In the southern Serengeti in Tanzania, the wildebeest are starting to gather along with their calves, preparing for their great journey north in April and May. Herds of wildebeest and zebra are starting to move northwards once their calves are strong enough for the journey. There are plenty of predators in residence, taking full advantage of the easy pickings.
Whilst the Great Wildebeest and Zebra migration is in Tanzania, not all of these animals migrate. There are plenty of ‘residents’ that remain in Kenya round. Add to this Kenya’s amazing private conservancies. A safari on a conservancy in Kenya is unique because you have the opportunity to go off-road and experience the wildlife up close and personal, without hordes of other tourists. Unlike national parks and game reserves, the number of vehicles at a sighting on a private wildlife conservancy is strictly limited, you are able to drive off-road and participate in nature walks and night game-drives.

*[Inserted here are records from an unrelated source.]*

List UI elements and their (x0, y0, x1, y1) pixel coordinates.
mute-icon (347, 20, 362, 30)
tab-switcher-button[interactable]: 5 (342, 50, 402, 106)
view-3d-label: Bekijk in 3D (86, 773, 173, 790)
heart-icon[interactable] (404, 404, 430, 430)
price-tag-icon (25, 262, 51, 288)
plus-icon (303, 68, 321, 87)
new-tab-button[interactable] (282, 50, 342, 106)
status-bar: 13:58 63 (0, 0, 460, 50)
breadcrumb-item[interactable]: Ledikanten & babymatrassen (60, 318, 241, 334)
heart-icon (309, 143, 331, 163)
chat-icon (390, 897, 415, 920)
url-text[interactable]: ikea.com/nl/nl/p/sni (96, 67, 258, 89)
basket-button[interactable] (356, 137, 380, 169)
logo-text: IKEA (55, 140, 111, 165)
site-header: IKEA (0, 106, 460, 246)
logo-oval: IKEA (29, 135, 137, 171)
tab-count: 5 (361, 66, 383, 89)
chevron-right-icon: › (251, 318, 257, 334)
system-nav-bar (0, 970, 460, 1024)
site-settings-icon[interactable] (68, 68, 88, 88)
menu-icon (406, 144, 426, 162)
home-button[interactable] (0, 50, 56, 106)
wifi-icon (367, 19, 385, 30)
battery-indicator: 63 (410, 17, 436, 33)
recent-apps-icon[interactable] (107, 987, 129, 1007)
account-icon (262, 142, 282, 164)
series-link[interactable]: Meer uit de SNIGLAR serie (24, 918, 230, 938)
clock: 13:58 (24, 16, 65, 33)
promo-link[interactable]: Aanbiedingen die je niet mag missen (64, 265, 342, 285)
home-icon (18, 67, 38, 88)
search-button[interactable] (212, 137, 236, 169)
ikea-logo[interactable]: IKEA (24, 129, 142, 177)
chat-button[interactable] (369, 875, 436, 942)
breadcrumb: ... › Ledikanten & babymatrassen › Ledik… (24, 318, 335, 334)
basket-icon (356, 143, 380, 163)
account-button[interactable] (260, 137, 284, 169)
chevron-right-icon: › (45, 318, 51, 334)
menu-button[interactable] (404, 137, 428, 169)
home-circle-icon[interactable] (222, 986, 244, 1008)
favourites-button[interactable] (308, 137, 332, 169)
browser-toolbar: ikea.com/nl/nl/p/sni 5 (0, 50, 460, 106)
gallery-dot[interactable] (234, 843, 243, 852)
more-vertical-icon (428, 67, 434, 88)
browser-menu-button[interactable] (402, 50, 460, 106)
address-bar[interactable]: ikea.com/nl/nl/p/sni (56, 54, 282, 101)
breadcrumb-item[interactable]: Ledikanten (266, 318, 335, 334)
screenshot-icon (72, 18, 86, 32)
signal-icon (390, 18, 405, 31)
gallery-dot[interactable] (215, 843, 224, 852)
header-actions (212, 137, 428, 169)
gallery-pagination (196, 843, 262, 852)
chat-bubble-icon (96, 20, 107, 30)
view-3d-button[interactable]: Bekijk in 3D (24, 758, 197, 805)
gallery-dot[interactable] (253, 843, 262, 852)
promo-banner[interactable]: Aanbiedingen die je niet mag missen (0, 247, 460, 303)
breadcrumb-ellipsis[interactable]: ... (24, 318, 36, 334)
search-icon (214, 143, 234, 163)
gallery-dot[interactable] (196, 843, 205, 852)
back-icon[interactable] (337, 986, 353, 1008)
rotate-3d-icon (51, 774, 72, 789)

In Namibia, Botswana, Zambia and Zimbabwe, March is hot, humid, and wet, with frequent afternoon thundershowers. It’s not an ideal time to see wildlife because of the thick foliage and abundant water for animals to drink, but it is a good month for birdwatching, as many migratory species are present in the country. Victoria Falls is at its most stunning when the Zambezi River is in full flow, albeit there is a lot of spray that can make visibility difficult.
In Southern Africa, the Summer rains start to ease off, and it is still very hot. If you are a birder, then you will be in your element if you head to Botswana, as this is one of the months when birding is at its best. A safari to the Kalahari Desert and Makgadikgadi Pans National Park is worth mentioning, as massive herds of zebra migrate between Nxai Pan and Makgadikgadi Pan area. This migration, considered the longest terrestrial wildlife migration in Africa, has only been discovered in recent years because most of the areas it goes through are mostly inaccessible.

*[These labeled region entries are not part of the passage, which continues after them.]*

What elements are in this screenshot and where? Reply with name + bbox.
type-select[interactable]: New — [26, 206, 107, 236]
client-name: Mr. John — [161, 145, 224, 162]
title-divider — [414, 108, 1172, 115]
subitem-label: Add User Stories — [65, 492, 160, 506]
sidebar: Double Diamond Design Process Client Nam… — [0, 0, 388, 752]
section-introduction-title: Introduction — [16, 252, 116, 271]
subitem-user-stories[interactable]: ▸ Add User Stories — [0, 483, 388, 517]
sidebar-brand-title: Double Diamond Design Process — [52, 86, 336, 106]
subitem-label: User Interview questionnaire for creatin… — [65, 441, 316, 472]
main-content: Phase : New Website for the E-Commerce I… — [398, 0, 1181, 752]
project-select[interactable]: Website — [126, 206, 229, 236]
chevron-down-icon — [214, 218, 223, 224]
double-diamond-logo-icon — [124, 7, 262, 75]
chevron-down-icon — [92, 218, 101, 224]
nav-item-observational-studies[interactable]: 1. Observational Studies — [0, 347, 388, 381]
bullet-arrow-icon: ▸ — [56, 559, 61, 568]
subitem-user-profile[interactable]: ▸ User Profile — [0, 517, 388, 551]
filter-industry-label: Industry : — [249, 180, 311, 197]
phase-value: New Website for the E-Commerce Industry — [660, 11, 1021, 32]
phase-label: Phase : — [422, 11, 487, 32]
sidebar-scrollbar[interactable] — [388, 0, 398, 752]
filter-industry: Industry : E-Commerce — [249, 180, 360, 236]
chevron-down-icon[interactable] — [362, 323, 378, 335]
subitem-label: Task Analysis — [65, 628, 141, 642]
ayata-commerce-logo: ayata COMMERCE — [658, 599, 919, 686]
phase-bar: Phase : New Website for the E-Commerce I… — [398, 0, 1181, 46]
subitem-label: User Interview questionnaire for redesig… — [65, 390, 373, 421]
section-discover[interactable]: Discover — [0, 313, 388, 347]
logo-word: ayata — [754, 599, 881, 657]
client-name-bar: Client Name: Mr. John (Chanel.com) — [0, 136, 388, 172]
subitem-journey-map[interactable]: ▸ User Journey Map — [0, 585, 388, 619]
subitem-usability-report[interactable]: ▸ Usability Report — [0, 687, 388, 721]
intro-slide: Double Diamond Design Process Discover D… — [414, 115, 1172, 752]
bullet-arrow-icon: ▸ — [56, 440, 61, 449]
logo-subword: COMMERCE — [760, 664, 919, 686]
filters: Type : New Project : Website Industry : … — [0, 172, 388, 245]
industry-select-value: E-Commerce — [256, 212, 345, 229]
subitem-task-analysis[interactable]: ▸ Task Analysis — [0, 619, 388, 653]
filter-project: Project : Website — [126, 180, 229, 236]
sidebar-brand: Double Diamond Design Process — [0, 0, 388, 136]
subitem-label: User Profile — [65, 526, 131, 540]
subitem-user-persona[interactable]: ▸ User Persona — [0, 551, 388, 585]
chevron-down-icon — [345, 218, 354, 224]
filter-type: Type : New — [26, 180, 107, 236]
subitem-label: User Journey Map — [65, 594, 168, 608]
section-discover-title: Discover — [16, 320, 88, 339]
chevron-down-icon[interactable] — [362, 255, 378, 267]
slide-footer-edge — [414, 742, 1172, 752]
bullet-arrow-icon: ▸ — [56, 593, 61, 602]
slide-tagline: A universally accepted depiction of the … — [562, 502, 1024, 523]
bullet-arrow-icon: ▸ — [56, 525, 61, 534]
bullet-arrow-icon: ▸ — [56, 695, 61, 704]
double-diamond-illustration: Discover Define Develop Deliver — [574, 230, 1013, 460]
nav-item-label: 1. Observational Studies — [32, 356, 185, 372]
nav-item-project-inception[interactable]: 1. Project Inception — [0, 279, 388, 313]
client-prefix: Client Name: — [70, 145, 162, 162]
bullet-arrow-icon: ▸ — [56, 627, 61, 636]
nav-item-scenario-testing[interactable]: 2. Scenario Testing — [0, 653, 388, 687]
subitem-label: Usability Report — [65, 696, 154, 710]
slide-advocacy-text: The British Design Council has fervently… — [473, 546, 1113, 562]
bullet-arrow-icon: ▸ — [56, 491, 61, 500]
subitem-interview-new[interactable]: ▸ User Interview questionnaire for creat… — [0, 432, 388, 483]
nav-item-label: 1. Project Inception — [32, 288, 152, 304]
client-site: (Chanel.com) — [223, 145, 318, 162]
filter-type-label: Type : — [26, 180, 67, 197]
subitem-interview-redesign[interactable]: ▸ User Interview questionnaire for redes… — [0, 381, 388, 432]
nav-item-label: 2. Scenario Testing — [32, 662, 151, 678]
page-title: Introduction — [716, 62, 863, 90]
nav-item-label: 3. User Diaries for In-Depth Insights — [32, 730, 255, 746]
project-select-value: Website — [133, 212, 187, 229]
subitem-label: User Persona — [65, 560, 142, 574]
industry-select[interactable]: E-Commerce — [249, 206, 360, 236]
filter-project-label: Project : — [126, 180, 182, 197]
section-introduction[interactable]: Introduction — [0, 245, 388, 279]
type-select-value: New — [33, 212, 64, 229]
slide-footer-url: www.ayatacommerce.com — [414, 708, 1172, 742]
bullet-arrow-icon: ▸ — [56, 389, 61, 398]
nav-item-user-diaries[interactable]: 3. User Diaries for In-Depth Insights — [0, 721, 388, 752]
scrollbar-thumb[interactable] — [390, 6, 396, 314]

Having a coastline of more than 2,500 km, South Africa is bordered by the Atlantic Ocean on the west and the Indian Ocean on the east. This means South Africa’s weather differs greatly between the southern and northern ends of the country.

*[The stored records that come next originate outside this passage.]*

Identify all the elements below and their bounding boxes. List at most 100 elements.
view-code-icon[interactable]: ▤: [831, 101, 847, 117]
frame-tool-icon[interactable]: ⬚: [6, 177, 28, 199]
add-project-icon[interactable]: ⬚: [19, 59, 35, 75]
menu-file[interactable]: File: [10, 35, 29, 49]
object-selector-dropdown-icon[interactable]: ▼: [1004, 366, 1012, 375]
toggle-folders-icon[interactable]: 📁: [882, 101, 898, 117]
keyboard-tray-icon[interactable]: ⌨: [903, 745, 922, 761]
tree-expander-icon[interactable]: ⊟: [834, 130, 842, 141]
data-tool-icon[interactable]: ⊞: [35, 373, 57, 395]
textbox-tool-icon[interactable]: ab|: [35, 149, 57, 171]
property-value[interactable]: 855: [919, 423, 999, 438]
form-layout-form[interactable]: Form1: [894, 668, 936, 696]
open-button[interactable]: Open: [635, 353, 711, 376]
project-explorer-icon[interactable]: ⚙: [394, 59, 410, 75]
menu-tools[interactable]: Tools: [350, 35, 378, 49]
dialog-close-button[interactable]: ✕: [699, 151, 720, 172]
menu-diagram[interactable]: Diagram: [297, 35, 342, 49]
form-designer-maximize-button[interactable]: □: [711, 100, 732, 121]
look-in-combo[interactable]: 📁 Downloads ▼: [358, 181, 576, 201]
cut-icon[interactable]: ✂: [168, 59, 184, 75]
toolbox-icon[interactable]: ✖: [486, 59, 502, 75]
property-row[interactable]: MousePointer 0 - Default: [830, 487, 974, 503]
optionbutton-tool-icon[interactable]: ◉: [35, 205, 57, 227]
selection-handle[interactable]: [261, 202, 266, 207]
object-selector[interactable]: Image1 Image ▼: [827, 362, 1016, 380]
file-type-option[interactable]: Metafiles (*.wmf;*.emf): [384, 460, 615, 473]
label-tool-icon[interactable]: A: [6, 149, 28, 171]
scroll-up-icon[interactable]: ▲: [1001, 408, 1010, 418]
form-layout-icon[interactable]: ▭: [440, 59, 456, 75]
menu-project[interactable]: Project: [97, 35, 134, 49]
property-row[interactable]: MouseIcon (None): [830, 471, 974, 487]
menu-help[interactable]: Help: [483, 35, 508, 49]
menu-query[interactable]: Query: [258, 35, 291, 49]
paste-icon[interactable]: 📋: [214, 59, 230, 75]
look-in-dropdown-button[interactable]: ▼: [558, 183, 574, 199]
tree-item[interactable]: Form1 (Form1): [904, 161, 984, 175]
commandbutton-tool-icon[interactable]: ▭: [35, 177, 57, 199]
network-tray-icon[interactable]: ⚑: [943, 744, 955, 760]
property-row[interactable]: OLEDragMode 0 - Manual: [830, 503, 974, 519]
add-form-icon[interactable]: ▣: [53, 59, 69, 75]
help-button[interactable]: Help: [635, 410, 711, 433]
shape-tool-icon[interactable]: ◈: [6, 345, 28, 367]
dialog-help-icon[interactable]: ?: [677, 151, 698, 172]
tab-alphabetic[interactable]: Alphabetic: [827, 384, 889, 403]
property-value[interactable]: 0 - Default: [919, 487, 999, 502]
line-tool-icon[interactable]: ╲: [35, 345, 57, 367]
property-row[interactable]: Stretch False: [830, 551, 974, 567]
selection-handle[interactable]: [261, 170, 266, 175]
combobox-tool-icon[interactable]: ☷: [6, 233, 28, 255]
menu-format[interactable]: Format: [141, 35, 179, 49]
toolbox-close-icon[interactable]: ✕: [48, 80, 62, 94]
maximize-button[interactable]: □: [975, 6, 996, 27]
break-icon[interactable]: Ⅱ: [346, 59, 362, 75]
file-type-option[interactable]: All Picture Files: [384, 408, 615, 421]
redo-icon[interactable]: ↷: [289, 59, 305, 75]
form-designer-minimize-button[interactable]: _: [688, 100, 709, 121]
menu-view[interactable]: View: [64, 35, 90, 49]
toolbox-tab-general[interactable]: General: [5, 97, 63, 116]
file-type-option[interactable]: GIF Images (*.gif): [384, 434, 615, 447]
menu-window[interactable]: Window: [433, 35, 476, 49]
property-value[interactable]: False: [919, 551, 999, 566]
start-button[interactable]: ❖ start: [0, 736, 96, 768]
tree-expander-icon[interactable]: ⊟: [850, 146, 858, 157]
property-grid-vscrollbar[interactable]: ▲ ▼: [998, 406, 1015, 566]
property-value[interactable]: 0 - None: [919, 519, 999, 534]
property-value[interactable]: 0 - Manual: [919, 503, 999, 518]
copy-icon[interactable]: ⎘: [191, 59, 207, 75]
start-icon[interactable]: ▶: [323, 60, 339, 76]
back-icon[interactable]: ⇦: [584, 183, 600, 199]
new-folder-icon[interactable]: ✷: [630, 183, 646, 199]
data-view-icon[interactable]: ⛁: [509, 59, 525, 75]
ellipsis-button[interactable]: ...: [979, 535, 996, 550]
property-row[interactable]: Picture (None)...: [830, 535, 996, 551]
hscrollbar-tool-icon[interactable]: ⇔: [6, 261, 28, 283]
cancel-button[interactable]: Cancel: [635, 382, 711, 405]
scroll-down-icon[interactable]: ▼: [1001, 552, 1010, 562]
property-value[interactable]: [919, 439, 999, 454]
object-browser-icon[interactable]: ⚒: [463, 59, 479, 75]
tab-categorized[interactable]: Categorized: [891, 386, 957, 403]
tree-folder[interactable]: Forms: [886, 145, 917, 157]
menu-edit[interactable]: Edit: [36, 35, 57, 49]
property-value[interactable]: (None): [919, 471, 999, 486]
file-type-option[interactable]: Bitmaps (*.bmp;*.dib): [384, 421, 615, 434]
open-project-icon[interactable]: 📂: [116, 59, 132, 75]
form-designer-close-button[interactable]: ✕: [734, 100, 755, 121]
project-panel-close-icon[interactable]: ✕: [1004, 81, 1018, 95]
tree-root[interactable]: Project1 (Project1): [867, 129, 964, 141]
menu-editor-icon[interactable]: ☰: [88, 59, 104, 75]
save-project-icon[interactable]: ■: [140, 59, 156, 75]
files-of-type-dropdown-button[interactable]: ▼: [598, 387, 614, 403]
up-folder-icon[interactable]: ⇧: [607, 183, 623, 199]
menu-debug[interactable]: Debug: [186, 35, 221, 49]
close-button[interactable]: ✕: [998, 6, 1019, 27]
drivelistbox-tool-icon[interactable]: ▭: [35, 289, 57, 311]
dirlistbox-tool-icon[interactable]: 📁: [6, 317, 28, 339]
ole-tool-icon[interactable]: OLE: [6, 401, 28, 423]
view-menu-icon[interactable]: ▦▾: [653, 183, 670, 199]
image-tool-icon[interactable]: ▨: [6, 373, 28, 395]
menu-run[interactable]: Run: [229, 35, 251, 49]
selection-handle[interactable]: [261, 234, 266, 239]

In February, the Western Cape area is a great destination, particularly down in Cape Town and along the famous Garden Route. Combining Cape Town with a safari to Kruger National Park and/or surrounding private game reserves is a great idea, however important to know the weather on the North-eastern side of the country is much wetter during Summer.
The weather in Kruger National Park is starting to cool down, with daily temperatures in the late 20’s, although evening temperatures can drop as low as 15 degrees centigrade. You may also encounter thunderstorms, which can be rather spectacular in the wilderness. Wildlife is abundant during this time of year, with many newborn animals, however the heavy foliage might make viewing more difficult.